Under the plan — dubbed “Project Birch — Sunak has increased the Treasury’s capacity to handle bailouts on a case-by-case basis of viable companies, whose failure will “disproportionately harm the economy” if options including the government’s existing loan schemes or shareholder support haven’t worked.
“We have put in place unprecedented levels of support to help businesses get through this crisis. Beyond that, many firms are getting support from established market mechanisms, such as existing shareholders, bank lending and commercial finance,” a spokeswoman from the Treasury said in an emailed statement.
“In exceptional circumstances, where a viable company has exhausted all options and its failure would disproportionately harm the economy, we may consider support on a ‘last resort’ basis. As the British public would expect, we are putting in place sensible contingency planning and any such support would be on terms that protect the taxpayer,” the statement added.
Several companies in key sectors including steel, aviation and aerospace are struggling with severe financial difficulties.

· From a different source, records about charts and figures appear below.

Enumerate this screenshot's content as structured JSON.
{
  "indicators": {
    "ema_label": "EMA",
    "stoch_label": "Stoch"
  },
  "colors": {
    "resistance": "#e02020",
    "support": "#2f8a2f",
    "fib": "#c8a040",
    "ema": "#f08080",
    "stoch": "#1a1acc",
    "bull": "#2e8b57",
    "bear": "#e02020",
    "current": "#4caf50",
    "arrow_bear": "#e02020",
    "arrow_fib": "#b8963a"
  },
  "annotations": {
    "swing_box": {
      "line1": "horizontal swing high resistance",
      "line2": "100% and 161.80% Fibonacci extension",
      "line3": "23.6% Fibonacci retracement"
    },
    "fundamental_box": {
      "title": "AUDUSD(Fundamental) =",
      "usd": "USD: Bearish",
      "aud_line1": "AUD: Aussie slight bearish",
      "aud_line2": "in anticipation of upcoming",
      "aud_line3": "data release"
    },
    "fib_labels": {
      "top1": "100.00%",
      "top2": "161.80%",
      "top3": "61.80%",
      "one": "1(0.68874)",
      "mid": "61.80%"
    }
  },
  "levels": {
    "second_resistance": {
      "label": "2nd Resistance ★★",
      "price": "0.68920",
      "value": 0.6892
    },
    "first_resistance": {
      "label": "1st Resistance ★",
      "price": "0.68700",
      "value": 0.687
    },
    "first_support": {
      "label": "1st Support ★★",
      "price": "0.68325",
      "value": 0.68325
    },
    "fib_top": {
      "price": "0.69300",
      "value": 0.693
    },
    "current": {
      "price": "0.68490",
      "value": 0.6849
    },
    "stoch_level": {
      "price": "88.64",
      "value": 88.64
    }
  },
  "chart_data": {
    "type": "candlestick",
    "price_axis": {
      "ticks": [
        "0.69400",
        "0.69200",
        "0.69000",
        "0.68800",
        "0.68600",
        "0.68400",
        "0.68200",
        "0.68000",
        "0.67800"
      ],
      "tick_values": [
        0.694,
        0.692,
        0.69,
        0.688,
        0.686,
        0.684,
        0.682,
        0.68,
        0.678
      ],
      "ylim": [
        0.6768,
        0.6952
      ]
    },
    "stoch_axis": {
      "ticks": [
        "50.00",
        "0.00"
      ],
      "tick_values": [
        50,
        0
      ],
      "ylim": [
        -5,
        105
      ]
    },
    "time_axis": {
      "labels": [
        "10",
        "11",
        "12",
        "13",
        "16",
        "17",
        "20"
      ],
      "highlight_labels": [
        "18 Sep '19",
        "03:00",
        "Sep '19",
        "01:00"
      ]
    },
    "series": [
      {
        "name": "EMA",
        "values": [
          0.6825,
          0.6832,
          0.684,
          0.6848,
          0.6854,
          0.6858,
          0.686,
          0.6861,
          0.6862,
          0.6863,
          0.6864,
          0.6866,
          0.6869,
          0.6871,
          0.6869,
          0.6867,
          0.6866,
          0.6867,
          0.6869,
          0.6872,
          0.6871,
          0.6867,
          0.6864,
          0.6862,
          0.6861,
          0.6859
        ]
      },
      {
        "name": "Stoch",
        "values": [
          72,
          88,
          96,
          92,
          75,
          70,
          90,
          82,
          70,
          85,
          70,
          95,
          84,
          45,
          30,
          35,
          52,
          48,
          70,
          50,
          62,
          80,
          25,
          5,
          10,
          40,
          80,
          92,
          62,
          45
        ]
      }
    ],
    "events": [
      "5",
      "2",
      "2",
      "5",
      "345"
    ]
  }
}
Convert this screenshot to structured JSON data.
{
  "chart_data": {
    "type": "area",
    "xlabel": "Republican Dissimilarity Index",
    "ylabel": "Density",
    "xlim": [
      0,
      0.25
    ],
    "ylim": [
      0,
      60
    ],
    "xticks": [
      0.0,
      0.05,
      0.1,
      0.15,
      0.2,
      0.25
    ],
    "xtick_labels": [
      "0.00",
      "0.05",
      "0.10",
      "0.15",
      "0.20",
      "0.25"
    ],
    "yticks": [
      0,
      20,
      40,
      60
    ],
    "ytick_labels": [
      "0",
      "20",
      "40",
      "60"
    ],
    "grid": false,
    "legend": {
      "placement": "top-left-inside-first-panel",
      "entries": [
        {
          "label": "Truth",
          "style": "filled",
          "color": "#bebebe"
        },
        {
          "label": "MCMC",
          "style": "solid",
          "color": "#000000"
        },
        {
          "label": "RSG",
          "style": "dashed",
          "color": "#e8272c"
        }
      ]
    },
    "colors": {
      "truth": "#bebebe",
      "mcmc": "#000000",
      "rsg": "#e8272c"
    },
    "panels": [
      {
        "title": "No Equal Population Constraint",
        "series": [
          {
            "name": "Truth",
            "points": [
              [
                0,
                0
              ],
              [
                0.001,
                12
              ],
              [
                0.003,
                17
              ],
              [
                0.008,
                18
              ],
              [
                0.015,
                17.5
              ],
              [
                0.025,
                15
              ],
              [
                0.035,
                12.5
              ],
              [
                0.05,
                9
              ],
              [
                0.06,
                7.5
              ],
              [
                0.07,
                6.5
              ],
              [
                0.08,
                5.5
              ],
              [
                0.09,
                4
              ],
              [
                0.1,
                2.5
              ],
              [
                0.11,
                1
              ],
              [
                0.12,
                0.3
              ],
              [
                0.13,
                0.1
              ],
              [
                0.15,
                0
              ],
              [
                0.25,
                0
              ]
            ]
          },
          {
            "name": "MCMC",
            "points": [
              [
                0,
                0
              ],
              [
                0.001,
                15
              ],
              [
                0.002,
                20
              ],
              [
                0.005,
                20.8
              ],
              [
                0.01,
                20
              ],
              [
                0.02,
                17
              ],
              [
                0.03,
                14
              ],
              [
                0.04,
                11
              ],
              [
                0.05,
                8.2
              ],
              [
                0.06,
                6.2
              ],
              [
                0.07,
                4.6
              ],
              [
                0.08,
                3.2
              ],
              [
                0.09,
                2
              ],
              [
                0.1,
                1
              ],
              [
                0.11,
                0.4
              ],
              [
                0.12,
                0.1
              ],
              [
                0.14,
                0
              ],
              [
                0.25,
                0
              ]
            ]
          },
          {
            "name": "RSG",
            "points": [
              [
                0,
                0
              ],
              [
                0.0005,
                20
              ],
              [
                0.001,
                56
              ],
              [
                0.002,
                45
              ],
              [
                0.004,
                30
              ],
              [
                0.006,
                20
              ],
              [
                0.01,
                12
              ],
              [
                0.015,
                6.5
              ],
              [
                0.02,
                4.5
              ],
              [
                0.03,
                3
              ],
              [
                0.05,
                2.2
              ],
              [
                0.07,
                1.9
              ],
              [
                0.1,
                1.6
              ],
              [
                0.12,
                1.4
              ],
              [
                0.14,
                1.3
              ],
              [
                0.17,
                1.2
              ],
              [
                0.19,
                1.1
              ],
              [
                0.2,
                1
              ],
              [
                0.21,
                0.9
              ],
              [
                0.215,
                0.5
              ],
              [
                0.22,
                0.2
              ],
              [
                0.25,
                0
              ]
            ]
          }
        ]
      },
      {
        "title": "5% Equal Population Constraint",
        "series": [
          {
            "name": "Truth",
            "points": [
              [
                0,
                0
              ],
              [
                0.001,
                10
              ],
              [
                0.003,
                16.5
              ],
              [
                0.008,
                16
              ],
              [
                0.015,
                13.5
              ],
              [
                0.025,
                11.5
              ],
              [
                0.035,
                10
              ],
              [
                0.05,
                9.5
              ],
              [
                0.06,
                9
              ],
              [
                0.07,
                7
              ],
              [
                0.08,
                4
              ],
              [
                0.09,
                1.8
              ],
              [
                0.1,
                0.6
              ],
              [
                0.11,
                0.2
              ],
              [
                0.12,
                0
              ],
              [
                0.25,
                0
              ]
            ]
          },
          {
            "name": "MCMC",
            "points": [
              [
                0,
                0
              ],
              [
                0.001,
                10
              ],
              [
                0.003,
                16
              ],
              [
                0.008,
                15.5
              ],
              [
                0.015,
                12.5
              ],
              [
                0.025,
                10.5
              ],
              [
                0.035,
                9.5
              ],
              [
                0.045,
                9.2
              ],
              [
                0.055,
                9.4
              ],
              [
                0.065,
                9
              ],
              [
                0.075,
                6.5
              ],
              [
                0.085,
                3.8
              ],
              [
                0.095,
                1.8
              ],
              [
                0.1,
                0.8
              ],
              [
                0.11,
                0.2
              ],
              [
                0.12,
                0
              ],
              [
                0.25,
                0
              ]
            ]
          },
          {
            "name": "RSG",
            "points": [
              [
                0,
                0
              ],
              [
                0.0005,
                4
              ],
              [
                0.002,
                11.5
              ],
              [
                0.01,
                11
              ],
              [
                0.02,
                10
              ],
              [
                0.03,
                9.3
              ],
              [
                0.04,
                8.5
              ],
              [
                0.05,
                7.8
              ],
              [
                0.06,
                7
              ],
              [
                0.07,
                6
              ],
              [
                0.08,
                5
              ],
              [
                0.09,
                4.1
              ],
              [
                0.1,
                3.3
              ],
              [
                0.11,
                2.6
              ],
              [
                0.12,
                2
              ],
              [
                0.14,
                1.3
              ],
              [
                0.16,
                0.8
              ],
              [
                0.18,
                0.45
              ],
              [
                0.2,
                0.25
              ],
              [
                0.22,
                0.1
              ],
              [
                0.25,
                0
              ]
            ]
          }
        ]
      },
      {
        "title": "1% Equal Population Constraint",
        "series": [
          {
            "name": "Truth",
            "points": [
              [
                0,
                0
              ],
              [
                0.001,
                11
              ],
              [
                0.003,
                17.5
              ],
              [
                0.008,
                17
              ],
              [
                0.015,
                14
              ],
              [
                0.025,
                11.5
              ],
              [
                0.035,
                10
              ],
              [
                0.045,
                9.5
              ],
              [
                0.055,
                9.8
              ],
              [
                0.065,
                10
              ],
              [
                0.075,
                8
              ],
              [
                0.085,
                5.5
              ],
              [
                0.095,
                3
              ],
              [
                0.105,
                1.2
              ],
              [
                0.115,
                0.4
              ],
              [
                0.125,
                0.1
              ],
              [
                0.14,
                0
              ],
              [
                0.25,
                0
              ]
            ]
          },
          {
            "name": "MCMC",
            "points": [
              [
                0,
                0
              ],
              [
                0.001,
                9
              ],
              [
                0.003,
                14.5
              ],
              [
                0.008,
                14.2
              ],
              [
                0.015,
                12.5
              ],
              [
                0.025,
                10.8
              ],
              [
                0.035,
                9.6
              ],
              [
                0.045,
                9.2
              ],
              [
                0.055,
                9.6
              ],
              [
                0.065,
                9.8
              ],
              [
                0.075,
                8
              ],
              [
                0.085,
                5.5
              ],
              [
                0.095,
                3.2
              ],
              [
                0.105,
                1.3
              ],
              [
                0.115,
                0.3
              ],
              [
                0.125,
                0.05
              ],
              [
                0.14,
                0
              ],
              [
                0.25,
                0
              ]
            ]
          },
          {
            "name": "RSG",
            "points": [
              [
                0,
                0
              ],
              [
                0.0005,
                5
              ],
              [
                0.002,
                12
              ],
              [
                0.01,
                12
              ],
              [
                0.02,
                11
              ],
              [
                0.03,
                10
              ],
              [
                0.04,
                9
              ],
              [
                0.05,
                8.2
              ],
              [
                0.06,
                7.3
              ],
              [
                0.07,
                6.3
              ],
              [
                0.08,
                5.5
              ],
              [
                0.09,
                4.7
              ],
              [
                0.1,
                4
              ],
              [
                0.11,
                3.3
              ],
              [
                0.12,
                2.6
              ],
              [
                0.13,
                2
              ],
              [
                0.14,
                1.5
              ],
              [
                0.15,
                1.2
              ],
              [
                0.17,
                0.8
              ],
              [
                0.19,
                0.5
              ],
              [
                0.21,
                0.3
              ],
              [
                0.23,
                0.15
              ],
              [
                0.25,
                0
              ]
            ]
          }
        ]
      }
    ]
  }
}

Some have reportedly already sought state aid to help survive the economic fallout from the lockdown.
Those include Jaguar Land Rover, which has requested a support package of more than £1 billion ($1.2 billion), according to a report by Sky News. The luxury car maker, which is owned by India’s Tata Motors TATAMOTORS, -1.54% and employs 38,000 people in the U.K., saw sales of its vehicles collapse by almost 31% in the three months to the end of March compared with the same period last year.
Virgin Atlantic, which is 49% owned by Delta Air Lines DAL, -2.02%, LoganAir and Tata 500470, -3.22% is discussing with the government what support might be available, according to the Financial Times.
“There is a difference between being approached for support and agreeing to it,” a person close to the Treasury stressed, adding that the Treasury will notify Parliament of the spending that has incurred as a result of any deal.
The Government’s support for business includes paying workers wages through the furlough scheme, deferring tax payments, over £22 billion of government-backed loans and £20.4 billion of corporate financing through the Bank of England.
As of May 19, eight million jobs have now been furloughed with £11.1 billion claimed so far through the Coronavirus Job Retention Scheme (CJRS), according to government data. The Coronavirus Business Interruption Loan Scheme (CBILS) has seen 40,564 loans worth £7.25 billion approved.
Transport Secretary Grant Schapps mentioned “Project Birch” in Parliament last week in reference to the future of the aviation sector.
“There are 43,500 furloughed staff right now from the airlines alone and another 2,600 from airports. I am acutely aware of the job losses and proposed job losses, about which we are very concerned, which is why we have the additional scheme, the Birch process, with the Treasury. Although I cannot go into details of individual cases, for reasons of confidentiality, I can assure the hon. Gentleman that that work is very much ongoing,” Schapps said.